Updated at 1:51 p.m., Thursday, December 14, 2006
Study: Pacific tuna stocks falling, but not imperiled
By Courtney Dentch
Bloomberg News Service
Stocks of tuna and other large ocean predators fell between 9 percent and 64 percent from 1950 to 2004, according to the study, published in the journal Science today. Earlier reports suggested populations had fallen as much as 90 percent, said Mark Maunder, study co-author and senior scientist at the Inter-American Tropical Tuna Commission in La Jolla, Calif.
"Some of the stock have declined, but they're not going extinct," he said in a telephone interview.
The fall in the number of larger fish, so-called top-level predators, was due to increased human demand and fisheries going after smaller, younger fish, Maunder said. Aside from preventing development into large predators, targeting younger fish may limit reproduction that replenishes populations, he said.
"You want to catch them before they stop growing, but it may be a real problem because you won't have any reproductive stock," Maunder said.

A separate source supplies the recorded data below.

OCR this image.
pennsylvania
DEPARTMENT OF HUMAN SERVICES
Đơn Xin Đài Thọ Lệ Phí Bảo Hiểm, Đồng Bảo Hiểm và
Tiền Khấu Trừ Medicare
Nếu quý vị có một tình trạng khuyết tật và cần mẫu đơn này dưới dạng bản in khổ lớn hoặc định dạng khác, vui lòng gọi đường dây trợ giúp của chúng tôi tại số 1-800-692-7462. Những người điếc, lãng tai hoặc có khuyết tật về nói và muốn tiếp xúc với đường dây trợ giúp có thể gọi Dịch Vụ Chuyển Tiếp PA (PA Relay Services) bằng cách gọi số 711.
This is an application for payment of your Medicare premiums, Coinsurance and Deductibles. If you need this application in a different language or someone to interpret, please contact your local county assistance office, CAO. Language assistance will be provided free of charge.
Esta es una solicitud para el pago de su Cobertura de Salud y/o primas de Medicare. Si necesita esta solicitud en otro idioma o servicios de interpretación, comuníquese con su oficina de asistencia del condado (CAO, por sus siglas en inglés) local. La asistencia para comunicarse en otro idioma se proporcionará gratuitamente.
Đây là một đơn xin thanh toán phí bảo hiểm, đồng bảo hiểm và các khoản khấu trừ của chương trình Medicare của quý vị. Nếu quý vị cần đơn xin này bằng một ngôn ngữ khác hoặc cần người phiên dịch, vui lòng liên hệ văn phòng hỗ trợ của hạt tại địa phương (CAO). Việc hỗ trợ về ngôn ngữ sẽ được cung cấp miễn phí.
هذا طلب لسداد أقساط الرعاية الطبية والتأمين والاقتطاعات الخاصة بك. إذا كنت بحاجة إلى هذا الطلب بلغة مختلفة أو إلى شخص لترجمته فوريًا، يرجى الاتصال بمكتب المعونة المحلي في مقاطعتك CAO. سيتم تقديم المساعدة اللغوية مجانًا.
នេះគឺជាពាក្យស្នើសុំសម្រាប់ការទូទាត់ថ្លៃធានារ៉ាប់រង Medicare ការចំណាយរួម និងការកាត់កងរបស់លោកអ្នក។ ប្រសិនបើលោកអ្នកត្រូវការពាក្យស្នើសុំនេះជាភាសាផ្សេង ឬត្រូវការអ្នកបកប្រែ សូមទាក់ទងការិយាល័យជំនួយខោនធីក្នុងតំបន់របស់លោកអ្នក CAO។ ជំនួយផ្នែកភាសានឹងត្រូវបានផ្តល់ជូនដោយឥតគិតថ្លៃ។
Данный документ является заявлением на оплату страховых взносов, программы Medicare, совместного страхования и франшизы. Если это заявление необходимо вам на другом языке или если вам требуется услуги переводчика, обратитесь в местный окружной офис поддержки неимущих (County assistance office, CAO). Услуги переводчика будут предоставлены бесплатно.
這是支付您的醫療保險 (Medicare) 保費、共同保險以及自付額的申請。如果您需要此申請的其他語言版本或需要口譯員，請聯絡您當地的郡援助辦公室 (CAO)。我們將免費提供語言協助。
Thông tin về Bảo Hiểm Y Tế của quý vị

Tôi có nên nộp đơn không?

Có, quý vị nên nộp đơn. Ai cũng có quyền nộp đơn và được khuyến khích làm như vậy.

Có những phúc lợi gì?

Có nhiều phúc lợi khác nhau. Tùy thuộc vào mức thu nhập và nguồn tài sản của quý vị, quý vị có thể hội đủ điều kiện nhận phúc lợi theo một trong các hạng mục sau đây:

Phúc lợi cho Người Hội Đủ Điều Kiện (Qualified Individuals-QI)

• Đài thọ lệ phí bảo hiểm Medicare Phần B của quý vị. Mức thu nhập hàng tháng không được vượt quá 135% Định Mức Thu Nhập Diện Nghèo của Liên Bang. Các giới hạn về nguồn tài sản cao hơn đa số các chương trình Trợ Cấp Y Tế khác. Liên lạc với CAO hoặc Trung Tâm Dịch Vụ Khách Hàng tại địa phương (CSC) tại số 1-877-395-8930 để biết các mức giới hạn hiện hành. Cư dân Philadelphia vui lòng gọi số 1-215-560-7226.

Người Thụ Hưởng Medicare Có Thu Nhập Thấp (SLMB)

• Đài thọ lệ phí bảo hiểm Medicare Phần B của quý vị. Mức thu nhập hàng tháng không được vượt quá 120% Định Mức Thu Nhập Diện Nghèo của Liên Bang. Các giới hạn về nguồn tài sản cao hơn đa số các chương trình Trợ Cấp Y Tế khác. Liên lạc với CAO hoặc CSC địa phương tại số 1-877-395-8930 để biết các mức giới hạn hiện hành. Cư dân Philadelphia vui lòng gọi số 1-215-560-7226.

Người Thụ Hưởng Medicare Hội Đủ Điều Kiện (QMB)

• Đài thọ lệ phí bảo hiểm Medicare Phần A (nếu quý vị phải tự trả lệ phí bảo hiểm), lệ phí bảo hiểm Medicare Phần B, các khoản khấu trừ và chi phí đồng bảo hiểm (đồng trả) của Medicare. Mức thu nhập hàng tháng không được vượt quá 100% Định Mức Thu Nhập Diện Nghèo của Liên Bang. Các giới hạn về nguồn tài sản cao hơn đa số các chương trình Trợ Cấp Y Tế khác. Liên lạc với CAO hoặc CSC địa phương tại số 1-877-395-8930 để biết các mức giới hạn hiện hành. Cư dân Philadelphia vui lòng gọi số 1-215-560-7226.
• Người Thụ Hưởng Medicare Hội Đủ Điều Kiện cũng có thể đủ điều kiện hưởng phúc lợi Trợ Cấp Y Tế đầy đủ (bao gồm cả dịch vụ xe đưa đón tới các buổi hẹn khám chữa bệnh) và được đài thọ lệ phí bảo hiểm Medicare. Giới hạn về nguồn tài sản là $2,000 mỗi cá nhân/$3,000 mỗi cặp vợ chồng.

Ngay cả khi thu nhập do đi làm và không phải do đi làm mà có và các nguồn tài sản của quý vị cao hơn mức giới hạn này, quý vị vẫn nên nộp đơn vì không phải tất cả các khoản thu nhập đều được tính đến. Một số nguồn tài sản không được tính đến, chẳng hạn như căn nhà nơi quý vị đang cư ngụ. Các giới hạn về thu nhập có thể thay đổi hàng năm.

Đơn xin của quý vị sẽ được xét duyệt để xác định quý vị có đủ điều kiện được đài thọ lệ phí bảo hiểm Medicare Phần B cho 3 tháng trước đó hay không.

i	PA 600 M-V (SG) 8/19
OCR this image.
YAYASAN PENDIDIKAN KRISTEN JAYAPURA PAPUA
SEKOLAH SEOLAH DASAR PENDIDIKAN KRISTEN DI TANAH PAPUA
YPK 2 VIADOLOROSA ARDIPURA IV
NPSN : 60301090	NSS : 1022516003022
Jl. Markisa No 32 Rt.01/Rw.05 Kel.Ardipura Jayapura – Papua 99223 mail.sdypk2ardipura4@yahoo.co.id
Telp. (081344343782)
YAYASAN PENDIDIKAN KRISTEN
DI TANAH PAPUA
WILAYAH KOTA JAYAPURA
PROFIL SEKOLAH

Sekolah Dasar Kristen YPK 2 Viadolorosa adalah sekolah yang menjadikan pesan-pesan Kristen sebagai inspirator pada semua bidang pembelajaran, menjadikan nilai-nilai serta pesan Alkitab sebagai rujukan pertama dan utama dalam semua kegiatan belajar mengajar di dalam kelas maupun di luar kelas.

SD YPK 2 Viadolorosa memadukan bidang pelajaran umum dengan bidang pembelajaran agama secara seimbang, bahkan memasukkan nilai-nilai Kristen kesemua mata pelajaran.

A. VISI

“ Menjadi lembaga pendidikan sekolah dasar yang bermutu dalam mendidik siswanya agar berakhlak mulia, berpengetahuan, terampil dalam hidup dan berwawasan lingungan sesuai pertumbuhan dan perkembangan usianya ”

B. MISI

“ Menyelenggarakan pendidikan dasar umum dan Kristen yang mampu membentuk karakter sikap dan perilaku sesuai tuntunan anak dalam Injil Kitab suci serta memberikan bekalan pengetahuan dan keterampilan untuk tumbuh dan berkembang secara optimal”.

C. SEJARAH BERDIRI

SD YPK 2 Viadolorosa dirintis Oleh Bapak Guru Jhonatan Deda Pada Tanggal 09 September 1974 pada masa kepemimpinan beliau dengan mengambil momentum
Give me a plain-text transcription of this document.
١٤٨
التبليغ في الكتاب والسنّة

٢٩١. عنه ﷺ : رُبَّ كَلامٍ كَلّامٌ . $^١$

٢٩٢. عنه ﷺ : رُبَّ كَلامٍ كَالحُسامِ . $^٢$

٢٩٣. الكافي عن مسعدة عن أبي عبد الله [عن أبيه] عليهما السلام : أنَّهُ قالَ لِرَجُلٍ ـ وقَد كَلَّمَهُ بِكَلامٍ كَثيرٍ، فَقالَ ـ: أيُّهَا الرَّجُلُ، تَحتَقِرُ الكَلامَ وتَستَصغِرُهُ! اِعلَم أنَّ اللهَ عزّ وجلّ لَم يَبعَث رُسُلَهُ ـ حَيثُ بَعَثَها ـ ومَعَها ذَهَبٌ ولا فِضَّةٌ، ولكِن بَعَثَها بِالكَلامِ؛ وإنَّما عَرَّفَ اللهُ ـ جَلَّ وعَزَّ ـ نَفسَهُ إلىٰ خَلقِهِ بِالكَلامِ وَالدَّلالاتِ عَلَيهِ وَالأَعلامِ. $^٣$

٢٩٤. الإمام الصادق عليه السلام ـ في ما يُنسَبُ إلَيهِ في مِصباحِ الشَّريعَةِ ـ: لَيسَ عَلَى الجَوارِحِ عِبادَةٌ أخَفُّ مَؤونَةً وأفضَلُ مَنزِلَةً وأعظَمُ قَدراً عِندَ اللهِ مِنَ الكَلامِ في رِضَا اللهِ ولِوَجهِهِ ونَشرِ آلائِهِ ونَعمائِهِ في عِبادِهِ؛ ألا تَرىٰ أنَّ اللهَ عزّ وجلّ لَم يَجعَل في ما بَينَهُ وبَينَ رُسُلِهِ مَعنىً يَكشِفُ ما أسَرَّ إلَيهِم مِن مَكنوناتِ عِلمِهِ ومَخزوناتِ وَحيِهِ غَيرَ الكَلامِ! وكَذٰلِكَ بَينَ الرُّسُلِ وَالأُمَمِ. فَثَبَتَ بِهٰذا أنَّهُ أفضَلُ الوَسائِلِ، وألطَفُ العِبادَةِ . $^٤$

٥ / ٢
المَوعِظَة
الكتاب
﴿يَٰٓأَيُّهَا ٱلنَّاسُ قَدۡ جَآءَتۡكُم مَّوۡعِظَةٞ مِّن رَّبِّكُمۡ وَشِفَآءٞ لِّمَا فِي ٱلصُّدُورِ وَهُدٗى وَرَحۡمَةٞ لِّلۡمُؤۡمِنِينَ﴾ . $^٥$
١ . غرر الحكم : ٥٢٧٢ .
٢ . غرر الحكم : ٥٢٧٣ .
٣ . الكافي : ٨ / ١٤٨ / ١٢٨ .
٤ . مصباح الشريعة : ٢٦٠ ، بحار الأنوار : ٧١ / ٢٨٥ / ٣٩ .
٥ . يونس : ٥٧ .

Fishing practices led to a fall in the average size of tuna to 83 centimeters (33 inches) in 2000 from 93 centimeters in the 1950s, the study said. Tuna measuring more than 175 centimeters now comprise less than 1 percent of the total population, compared with 5 percent in 1950, it said.
"We need to control the fishing efforts to make sure it doesn't increase," Maunder said. "We don't want to increase the fleets any more than they already are."
Researchers said the biomass, or total weight, of tuna populations hadn't fallen catastrophically, even though catches continuously increased in the past half-century. More than 50 million tons of tuna have been taken from the Pacific Ocean since 1950, and it produced more than 2.5 million tons, or 64 percent, of the 2004 global tuna catch.
The biomass of four tuna varieties was more than 74 percent of the level it would have been without fishing, and between 36 percent and 49 percent for four others, the study said. The biomass of some populations may have increased because catching predators allows more fish to survive, it said.
Researchers used data such as catch information from fishing fleets and the size of fish caught to reach the findings, Maunder said. Some fish were tagged to track movements, he said.
The study was funded by the Joint Institute for Marine and Atmospheric Research, the National Oceanic and Atmospheric Administration, and members of the Secretariat of the Pacific Community and Inter-American Tropical Tuna Commission, which is responsible for fishery management and conservation in the eastern Pacific Ocean.